Health Indices and Geospatial Data

September 1, 2023

Maternal and Child Health Prediction Using Satellite Imagery

Project Overview

This data science project explores the use of machine learning with satellite imagery and publicly available geotagged data to estimate key maternal and child health (MCH) indicators in low- and middle-income countries (LMICs). The research addresses the challenge of limited, expensive, and outdated MCH data by leveraging satellite-derived features as predictors.

Problem Statement

Traditional MCH indicator collection faces several limitations:

Death registers are unreliable in most LMICs
Demographic and Health Surveys (DHS) are expensive and nationally representative but sample only <2% of villages/neighborhoods
Survey estimates are often outdated due to infrequent collection cycles
Low spatial and temporal resolution limits granular insights

Data Sources

Ground Truth Data

USAID Demographic and Health Surveys (DHS): 114,113 surveys collected between 1986-2019 with up to 7 indicators per survey
Target MCH Indicators:
- Mean/Median BMI
- Under Five Mortality Rate
- Unmet Need Rate
- Skilled Birth Attendant Rate
- Stunted Growth Rate

Feature Datasets

1. Google Earth Engine Dataset

120,985 data points × 11,945 features
Satellite-derived geo-tagged variables collected through Google Earth Engine API

2. MOSAIKS Dataset

100,960 data points × 4,000 features
Spatial encodings collected through MOSAIKS API from UC Berkeley project

3. Landsat Image Dataset

Raw satellite imagery from NASA and U.S. Geological Survey (USGS)
75,000 examples × 11 features
8 spectral channels (bands) + 3 scalar features

Methodology

Extracted Feature Analysis

Regression Models:

Microsoft Azure AutoML for automated model selection and training
Stack and Voting Ensembles combining multiple algorithms:
- XGBoostRegressor
- LightGBM
- ExtremeRandomTrees
- RandomForest
- ElasticNet

Classification Models:

K-means discretization (k=5 clusters) of continuous health indicators
AutoML with Deep Learning using Stack Ensemble:
- LightGBM
- XGBoostClassifier

Raw Image Analysis

Custom machine learning models for Landsat imagery
Convolutional Neural Networks (CNN): Base model architecture
Vision Transformers (ViT): Advanced transformer-based approach

Results

Regression Performance (R² Scores)

Health Indicator	GEE Dataset	MOSAIKS Dataset	Combined Dataset
Median BMI	0.623	0.450	0.627
Unmet Need Rate	0.561	0.280	0.566
Under Five Mortality Rate	0.503	0.251	0.468
Skilled Birth Attendant Rate	0.657	0.310	0.668
Stunted Rate	0.324	0.194	0.335

Classification Accuracy

Health Indicator	GEE Dataset	MOSAIKS Dataset
Median BMI	52%	53%
Unmet Need Rate	50%	48%
Under Five Mortality Rate	48%	45%
Skilled Birth Attendant Rate	68%	55%

Raw Image vs.

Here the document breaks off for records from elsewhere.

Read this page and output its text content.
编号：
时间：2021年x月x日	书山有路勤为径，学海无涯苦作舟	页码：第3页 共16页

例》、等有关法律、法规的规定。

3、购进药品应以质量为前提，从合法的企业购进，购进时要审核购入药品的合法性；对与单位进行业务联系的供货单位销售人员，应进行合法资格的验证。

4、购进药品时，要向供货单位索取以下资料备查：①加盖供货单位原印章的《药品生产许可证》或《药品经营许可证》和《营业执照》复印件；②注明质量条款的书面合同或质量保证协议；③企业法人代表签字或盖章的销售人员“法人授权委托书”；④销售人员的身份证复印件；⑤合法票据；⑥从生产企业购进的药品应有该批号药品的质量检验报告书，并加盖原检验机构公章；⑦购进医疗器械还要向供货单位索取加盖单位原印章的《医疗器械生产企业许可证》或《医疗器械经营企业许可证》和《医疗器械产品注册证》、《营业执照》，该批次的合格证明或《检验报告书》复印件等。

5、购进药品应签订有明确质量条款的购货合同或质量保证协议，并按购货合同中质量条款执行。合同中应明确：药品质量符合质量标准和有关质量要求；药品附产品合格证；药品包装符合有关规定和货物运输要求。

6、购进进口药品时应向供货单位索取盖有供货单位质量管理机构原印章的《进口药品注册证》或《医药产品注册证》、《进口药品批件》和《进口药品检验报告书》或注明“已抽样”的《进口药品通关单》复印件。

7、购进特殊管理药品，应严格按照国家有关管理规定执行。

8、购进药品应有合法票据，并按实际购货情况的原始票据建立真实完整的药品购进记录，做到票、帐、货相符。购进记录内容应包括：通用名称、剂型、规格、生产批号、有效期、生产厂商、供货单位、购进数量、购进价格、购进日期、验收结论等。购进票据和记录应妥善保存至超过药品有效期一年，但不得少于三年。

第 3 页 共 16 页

Extracted Features Comparison

Skilled Birth Attendant Rate:
- Raw Image Base Model: R² = 0.583
- Vision Transformer Model: R² = 0.414
- Extracted Feature Model: R² = 0.668

Key Findings

Dataset Combination Benefits: Combining Google Earth Engine and MOSAIKS datasets improved performance over individual datasets
Indicator-Specific Performance: Certain health indicators (Median BMI, Skilled Birth Attendant Rate) showed better predictability from satellite data
Classification Limitations: Reformulating as classification was disadvantageous without careful discretization consideration
Feature Engineering Advantage: Extracted features outperformed raw image analysis, suggesting the importance of domain-specific feature engineering

Technical Validation

The model underwent sanity checking through urban/rural location classification, demonstrating the ability to capture meaningful spatial patterns from satellite imagery.

Future Directions

Data Expansion: Incorporate Living Standard Measurement Studies (LSMS) for additional ground truth
Feature Engineering: Improve featurization and address missing data sources
Model Architecture: Explore deeper networks and time-variation modeling
Temporal Analysis: Consider temporal changes in satellite imagery for improved predictions

Impact and Applications

This research demonstrates the potential for satellite imagery to augment traditional survey data for MCH monitoring, offering:

Cost-effective large-scale health monitoring
Higher spatial resolution insights
More timely indicator updates
Support for targeted public health interventions in underserved areas

The project establishes a foundation for using remote sensing technology to address critical gaps in global health data collection, particularly benefiting resource-constrained settings where traditional survey methods are challenging to implement.

I was funded to work on this project alongside Emily Wiesel and Mac Ya through the Stanford Data Science for Social Good Fellowship. Our mentor was postdoctoral fellow Haojie Wang.